First, note the following. Local volatility does not mean what you expect volatility to be along a stochastic sample path that delivers a future price-time pair. It is not necessarily the mean square variation along a sample path. Nor is it the expected mean-square variation along a sample path that allows you to break-even on a dynamic hedge. It is the process that would provide a break even P/L for a strategy.
The resulting subtelty will take more than one post to explain (or I may expand in Dynamic Hedging 2). But I will try to explain as much as I can right here.
The first problem is that options are not priced off a mean-square variation in the underlying, but off a mean variation in the underlying. I cover the point elsewhere –the use of L2 norm is not adequate. Skip this for now.
The second problem is that options have a vega variation ALONG THE PATH so the PL for a strategy is decomposed as PL from variation in S (asset price), and P/L from changes in “volatility” (or expected mean deviation) –what the option is reflecting about future additional variations in the price of S between that point of evaluation and some terminal expiration. The P/L from changes in both implied and delivered volatility is path dependent. Severely path dependent.
Look at the graph. Take S an equity index. Assume that you Start at S0, at time t0. At time t2 you are at S2. Fine. But you can get there by two ways. The first way, path 1, is through S1a. The second one, path 2, is through S1b. Note that path 2 is more volatile than sample path 1 (mean square or mean absolute deviations). Consider an option valued at time to and at time t2 (it expires sometimes in the future, say t3).
Now take the standard “implied volatility” (what we call implied volatility by inverting the commonly used Bachelier-Thorp model, what I used to formerly & mistakenly call “Black Scholes” and is still called so by those who have not spoken to Espen Haug). Paradoxically, path 2 will lead to a lower terminal implied volatility at time t2, although that sample path was more volatile. The “retracement” brought a lower volatility. It is not just implied volatility that is lower at S2b (2nd path), but the future variations in the underlying S are expected to be dampened. You can check it empirically by taking volatility at new lows (say with S at the min three months window) and comparing it to situations in which you recover from new lows.
In my discussion of barrier options I talk about prices in areas with stops and a high density of barriers that have not been knocked out. This is far worse.
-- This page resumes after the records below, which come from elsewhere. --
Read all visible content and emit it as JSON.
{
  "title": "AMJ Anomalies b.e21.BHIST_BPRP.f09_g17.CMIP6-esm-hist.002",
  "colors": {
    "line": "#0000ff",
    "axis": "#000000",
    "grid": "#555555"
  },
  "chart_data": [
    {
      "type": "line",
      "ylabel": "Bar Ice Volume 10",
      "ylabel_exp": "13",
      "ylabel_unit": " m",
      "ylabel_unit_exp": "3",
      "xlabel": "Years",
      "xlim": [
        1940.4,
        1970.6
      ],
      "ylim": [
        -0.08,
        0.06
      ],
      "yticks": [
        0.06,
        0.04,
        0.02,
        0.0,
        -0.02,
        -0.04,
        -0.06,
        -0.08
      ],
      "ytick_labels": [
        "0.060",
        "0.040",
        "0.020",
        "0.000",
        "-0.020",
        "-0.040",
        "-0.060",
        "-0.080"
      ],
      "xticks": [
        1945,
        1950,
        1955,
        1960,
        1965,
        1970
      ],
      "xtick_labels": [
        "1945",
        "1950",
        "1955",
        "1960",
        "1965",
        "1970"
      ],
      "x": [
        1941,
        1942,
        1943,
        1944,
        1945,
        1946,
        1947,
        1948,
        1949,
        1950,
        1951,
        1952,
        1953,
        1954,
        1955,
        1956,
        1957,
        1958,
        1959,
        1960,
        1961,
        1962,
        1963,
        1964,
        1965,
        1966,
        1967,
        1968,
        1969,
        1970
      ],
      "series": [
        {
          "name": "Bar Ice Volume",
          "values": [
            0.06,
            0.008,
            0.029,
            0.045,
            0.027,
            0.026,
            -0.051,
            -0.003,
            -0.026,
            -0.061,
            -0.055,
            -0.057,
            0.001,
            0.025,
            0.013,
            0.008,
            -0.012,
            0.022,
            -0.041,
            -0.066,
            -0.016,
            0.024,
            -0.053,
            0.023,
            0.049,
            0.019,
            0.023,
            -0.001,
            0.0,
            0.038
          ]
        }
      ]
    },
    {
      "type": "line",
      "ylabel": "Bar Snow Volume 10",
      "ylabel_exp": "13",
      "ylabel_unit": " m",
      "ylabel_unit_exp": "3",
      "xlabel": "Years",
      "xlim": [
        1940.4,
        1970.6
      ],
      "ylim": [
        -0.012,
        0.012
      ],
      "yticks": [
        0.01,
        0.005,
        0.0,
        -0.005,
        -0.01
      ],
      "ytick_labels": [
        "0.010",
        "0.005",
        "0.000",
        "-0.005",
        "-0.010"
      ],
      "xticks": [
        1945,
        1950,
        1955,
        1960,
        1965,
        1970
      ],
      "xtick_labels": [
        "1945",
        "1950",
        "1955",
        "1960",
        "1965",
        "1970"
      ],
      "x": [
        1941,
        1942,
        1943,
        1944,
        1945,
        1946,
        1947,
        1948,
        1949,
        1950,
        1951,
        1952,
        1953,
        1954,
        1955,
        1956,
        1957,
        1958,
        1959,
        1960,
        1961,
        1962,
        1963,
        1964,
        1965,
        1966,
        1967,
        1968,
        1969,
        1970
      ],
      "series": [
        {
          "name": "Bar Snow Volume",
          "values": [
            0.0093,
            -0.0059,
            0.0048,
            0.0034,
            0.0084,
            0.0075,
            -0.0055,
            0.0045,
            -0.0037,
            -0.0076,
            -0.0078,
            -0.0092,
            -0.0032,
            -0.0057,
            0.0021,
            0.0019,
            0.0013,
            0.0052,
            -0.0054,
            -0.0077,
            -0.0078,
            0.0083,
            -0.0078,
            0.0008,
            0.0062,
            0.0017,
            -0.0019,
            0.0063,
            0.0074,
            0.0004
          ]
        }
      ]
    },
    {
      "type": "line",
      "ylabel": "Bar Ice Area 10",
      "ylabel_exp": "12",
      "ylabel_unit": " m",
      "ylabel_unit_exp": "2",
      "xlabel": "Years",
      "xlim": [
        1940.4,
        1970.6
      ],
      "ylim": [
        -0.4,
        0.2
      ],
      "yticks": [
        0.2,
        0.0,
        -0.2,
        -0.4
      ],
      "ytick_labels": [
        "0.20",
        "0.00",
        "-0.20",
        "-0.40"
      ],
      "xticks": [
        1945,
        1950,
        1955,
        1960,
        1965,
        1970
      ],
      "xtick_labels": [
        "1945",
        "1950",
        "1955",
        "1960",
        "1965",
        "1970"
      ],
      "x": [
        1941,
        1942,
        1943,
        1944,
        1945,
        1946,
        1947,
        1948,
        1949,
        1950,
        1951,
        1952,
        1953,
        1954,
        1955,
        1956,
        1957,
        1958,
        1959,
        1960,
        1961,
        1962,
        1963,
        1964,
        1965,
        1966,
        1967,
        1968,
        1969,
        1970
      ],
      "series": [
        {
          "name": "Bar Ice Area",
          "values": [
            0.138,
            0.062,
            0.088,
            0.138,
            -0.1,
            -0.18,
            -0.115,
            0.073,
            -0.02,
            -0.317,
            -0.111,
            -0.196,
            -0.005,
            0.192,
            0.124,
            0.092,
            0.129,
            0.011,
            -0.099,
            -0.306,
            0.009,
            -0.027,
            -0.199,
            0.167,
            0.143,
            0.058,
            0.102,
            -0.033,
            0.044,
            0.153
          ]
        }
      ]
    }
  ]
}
So we see a path dependence, a strong memory for the route taken by a price, etc. Mathematically, it means that you cannot easily work with a process –transition probabilities are not unconditional.
But the equation is fine and useable; it is the naive interpretation that is often wrong. I initially thought that if we had sigma0 at (S0,t0) and sigma 2 at (S2, t2), the local volatility should be ON AVERAGE approximately (sigma0 +sigma 2)/2. That is very rough approximation. It will be lower, much lower for large deviations, higher for smaller ones.
Forward volatility is what it takes to break even in a strategy along the average of all routes followed by the underlying security; there is a stochastic element in it and nonlinearities in option reactions to these variations. Because of such stochastic element, it will be HIGHER than the average sample paths for out of the money options, and lower for at the money ones. Why lower for the at the money ones? Because the collection of paths that will end unchanged are far less troublesome than the ones that stray.